University Press Antwerp (Antwerp)


The focus of this thesis is sub-sentential alignment, i.e. the automatic alignment of translational correspondences below sentence level. The system that we developed takes as its input sentence-aligned parallel texts and aligns translational correspondences at the sub-sentential level, which can be words, word groups or chunks. The research described in this thesis aims to be of value to the developers of computer-assisted translation tools and to human translators in general.

Two important aspects of this research are its focus on different text types and its focus on precision. In order to cover a wide range of syntactic and stylistic phenomena that emerge from different writing and translation styles, we used parallel texts of different text types. As the intended users are ultimately human translators, our explicit aim was to develop a model that aligns segments with a very high precision.

This thesis consists of three major parts. The first part is introductory and focuses on the manual annotation, the resources used and the evaluation methodology.
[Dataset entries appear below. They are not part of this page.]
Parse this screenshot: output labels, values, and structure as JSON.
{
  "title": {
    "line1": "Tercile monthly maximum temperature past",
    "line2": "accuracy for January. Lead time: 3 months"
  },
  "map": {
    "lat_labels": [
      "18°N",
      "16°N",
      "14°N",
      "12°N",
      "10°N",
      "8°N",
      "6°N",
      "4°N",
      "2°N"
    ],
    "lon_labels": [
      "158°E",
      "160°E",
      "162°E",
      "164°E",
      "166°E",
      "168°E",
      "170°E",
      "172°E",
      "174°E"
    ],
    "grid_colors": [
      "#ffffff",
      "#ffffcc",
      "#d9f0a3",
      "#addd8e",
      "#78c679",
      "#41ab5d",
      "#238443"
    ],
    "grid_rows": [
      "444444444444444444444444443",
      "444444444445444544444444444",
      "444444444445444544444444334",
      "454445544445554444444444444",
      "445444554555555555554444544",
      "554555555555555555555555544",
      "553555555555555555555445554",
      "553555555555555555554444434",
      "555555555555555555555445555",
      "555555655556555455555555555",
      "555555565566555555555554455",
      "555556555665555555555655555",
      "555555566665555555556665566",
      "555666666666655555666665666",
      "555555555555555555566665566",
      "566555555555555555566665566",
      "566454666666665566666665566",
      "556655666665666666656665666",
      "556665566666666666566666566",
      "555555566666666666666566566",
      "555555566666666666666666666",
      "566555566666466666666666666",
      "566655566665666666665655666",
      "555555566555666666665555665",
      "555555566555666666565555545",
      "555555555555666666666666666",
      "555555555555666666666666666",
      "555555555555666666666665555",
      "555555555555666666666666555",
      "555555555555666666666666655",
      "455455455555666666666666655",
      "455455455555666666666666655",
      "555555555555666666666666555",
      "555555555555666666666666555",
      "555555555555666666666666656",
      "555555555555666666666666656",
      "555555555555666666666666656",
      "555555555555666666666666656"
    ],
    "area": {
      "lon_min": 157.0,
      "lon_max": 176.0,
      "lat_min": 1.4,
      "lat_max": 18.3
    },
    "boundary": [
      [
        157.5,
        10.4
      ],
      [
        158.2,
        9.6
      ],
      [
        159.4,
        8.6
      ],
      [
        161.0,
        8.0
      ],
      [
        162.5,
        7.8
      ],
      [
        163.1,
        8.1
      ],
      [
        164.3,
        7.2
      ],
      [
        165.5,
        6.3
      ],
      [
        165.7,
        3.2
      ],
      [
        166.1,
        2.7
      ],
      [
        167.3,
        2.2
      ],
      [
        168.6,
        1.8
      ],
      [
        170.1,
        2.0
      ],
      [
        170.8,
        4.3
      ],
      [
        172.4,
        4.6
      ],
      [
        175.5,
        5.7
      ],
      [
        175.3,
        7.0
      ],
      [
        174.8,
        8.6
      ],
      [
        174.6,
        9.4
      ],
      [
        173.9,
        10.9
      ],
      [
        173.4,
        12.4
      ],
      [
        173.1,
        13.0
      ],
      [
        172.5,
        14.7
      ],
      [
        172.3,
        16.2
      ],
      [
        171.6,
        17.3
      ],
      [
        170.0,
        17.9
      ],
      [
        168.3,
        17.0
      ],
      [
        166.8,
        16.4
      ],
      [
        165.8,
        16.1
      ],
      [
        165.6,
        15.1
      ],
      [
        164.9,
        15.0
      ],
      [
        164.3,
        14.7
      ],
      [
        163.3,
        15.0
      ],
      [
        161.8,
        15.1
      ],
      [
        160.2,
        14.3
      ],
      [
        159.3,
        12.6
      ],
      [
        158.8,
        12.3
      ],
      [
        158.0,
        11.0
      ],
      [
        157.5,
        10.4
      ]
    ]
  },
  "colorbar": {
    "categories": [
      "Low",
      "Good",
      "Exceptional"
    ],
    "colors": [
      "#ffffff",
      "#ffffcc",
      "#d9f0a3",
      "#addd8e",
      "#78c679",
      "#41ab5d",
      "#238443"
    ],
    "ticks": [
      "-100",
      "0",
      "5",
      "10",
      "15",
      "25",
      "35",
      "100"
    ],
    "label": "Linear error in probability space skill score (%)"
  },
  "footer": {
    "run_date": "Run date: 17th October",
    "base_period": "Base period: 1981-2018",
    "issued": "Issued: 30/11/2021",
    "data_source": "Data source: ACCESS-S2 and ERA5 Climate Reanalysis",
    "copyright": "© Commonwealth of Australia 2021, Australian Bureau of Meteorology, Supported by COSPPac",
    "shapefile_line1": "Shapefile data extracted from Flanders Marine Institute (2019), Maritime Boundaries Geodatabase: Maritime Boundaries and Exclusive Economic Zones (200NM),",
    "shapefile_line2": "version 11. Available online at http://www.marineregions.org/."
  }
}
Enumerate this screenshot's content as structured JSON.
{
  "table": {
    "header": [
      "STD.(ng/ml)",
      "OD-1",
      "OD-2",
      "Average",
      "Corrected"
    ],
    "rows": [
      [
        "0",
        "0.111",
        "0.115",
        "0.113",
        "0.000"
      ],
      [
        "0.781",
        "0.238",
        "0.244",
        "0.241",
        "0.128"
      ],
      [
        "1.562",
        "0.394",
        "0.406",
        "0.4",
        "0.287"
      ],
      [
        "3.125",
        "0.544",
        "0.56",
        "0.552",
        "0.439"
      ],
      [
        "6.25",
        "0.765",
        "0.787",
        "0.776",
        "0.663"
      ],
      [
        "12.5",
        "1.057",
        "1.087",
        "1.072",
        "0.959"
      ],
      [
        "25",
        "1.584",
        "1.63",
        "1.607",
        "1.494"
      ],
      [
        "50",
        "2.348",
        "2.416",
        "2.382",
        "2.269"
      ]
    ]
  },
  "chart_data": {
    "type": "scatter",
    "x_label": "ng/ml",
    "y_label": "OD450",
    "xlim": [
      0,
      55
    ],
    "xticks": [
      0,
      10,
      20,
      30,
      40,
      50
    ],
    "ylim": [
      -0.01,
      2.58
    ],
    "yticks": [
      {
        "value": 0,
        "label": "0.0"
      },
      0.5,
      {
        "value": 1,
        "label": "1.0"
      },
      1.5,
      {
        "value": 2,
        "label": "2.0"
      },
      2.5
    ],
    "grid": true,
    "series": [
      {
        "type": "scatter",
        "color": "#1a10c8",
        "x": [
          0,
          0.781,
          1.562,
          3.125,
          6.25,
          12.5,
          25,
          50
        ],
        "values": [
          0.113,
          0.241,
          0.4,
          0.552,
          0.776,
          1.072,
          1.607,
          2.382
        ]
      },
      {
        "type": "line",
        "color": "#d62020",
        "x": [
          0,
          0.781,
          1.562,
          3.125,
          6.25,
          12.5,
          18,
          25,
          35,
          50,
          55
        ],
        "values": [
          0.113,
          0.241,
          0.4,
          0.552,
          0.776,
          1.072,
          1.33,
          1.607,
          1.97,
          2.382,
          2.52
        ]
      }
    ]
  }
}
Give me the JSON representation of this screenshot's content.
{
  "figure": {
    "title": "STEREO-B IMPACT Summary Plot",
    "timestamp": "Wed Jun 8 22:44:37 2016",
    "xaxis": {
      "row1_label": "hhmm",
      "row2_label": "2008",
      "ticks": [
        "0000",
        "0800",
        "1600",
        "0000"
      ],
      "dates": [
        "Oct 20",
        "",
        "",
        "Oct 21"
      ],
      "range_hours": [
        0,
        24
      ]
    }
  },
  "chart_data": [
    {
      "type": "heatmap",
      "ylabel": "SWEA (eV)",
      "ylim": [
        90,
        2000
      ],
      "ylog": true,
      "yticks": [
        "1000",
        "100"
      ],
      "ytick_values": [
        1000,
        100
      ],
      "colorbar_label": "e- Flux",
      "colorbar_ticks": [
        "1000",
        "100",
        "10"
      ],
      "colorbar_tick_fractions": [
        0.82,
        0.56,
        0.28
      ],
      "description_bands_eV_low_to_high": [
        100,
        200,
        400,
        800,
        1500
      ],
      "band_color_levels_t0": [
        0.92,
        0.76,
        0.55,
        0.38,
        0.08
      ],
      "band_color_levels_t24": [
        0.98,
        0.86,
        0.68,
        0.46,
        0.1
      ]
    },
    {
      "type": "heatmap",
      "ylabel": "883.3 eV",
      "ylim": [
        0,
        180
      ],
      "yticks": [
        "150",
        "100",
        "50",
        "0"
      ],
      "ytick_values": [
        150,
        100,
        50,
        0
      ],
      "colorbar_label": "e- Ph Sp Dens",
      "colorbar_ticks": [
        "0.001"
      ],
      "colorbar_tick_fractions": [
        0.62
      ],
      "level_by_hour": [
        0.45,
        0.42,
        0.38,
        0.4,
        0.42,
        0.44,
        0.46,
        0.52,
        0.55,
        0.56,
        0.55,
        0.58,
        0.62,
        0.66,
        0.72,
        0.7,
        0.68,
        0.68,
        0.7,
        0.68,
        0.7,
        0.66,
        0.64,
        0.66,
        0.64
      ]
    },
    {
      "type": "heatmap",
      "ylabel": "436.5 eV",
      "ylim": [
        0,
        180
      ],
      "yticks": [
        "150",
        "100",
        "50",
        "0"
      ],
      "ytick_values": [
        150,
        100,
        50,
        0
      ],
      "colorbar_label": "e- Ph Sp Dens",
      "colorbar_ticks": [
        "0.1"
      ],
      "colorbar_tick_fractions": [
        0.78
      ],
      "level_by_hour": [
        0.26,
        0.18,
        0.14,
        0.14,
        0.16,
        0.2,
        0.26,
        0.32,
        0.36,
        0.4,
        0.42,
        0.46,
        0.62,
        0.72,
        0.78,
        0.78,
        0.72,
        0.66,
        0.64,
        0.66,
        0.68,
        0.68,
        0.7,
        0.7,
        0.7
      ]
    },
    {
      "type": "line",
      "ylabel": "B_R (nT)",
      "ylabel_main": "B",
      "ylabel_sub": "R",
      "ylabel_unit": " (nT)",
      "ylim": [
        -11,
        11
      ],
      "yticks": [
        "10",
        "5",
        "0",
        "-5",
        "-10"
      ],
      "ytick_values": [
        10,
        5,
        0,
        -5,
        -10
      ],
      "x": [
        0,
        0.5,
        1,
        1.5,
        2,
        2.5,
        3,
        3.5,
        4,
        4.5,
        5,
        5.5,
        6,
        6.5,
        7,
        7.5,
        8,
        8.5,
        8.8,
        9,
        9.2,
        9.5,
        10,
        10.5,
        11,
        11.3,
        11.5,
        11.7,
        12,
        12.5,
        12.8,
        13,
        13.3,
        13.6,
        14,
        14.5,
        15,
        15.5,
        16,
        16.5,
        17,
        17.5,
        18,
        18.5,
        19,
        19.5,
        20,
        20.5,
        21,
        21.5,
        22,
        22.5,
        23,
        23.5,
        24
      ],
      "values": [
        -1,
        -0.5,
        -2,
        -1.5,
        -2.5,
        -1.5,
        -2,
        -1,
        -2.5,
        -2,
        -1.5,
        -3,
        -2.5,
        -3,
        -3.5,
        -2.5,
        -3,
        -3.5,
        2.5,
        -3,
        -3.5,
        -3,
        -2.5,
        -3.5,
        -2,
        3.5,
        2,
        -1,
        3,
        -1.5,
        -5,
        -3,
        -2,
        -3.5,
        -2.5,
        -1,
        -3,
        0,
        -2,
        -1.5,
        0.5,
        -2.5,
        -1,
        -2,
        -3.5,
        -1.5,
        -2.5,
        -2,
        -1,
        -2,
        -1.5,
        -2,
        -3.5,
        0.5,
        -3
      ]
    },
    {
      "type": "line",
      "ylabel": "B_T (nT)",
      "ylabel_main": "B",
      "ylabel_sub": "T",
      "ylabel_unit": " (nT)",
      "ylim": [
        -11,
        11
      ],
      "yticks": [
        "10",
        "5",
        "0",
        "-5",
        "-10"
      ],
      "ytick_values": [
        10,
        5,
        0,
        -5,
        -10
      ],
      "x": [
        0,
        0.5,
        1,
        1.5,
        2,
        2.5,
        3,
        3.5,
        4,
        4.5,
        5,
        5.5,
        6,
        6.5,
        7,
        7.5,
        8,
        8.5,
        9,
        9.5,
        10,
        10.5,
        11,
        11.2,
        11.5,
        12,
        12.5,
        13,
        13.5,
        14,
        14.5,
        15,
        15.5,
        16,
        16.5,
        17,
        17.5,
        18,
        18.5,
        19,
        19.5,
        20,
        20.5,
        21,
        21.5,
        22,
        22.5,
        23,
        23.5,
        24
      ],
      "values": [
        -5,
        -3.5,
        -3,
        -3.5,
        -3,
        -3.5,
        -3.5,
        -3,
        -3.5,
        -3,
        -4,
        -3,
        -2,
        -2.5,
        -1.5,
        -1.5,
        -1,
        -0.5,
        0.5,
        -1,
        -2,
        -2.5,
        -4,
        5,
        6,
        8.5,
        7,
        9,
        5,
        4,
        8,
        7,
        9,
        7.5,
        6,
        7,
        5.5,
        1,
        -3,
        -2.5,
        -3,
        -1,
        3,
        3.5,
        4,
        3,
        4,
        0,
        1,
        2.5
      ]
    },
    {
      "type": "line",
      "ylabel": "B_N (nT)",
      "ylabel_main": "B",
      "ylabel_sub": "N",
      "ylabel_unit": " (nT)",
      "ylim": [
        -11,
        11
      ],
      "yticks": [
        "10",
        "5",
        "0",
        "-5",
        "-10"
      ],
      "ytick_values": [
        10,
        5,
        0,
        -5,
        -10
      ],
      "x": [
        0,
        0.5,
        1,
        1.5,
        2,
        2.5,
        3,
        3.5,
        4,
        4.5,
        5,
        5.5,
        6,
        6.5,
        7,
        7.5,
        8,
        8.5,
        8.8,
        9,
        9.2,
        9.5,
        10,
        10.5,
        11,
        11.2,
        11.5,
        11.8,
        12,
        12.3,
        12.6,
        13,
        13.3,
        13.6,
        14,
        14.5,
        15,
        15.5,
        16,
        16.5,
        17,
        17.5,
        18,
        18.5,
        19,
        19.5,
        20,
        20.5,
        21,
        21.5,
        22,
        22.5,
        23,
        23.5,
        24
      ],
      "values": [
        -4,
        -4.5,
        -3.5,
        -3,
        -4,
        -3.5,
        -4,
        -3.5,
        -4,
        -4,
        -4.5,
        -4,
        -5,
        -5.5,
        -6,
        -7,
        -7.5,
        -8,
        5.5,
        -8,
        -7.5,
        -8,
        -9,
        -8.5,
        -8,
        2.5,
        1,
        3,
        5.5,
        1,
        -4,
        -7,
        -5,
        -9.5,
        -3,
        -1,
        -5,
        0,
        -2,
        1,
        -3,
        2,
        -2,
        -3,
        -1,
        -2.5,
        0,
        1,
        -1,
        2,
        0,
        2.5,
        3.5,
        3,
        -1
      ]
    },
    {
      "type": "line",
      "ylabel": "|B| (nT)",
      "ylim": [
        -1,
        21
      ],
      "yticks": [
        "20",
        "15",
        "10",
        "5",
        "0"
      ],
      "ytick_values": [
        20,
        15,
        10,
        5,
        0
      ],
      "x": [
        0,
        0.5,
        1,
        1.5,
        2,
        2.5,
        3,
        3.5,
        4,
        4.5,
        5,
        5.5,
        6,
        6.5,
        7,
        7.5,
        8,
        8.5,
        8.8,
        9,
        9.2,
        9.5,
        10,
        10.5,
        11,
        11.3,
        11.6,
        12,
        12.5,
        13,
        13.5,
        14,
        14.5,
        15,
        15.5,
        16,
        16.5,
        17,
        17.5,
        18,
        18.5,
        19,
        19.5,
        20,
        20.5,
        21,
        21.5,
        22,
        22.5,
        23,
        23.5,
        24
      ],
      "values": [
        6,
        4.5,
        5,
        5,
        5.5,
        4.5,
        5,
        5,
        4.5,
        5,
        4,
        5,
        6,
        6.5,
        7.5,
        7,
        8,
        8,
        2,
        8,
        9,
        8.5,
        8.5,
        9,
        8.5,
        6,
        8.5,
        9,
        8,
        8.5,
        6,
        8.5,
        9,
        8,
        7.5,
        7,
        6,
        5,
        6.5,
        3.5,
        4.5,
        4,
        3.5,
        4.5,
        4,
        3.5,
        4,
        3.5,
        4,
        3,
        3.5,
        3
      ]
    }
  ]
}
The second part forms the main contribution of this thesis and describes the sub-sentential alignment system that was developed. In the third part, two different applications are discussed.

Although the global architecture of our sub-sentential alignment module is language-independent, the main focus is on the English-Dutch language pair. At the beginning of the research project, a Gold Standard was created. The manual reference corpus contains three different types of links: regular links for straightforward correspondences, fuzzy links for translation-specific shifts of various kinds, and null links for words for which no correspondence could be indicated. The different writing and translation styles in the different text types was reflected in the number of regular, fuzzy and null links.

The sub-sentential alignment system is conceived as a cascaded model consisting of two phases. In the first phase, anchor chunks are linked on the basis of lexical correspondences and syntactic similarity. In the second phase, we use a bootstrapping approach to extract language-pair specific translation patterns. The alignment system is chunk-driven and requires only shallow linguistic processing tools for the source and the target languages, i.e. part-of-speech taggers and chunkers.

To generate the lexical correspondences, we experimented with two different types of bilingual dictionaries: a handcrafted bilingual dictionary and probabilistic bilingual dictionaries. In the bootstrapping experiments, we started from the precise GIZA++ intersected word alignments. The proposed system improves the recall of the intersected GIZA++ word alignments without sacrificing precision, which makes the resulting alignments more useful for incorporation in CAT-tools or bilingual terminology extraction tools. Moreover, the system’s ability to align discontiguous chunks makes the system useful for languages containing split verbal constructions and phrasal verbs.

In the last part of this thesis, we demonstrate the usefulness of the sub-sentential alignment module in two different applications. First, we used the sub-sentential alignment module to guide bilingual terminology extraction on three different language pairs, viz. French-English, French-Italian and French-Dutch. Second, we compare the performance of our alignment system with a commercial sub-sentential translation memory system.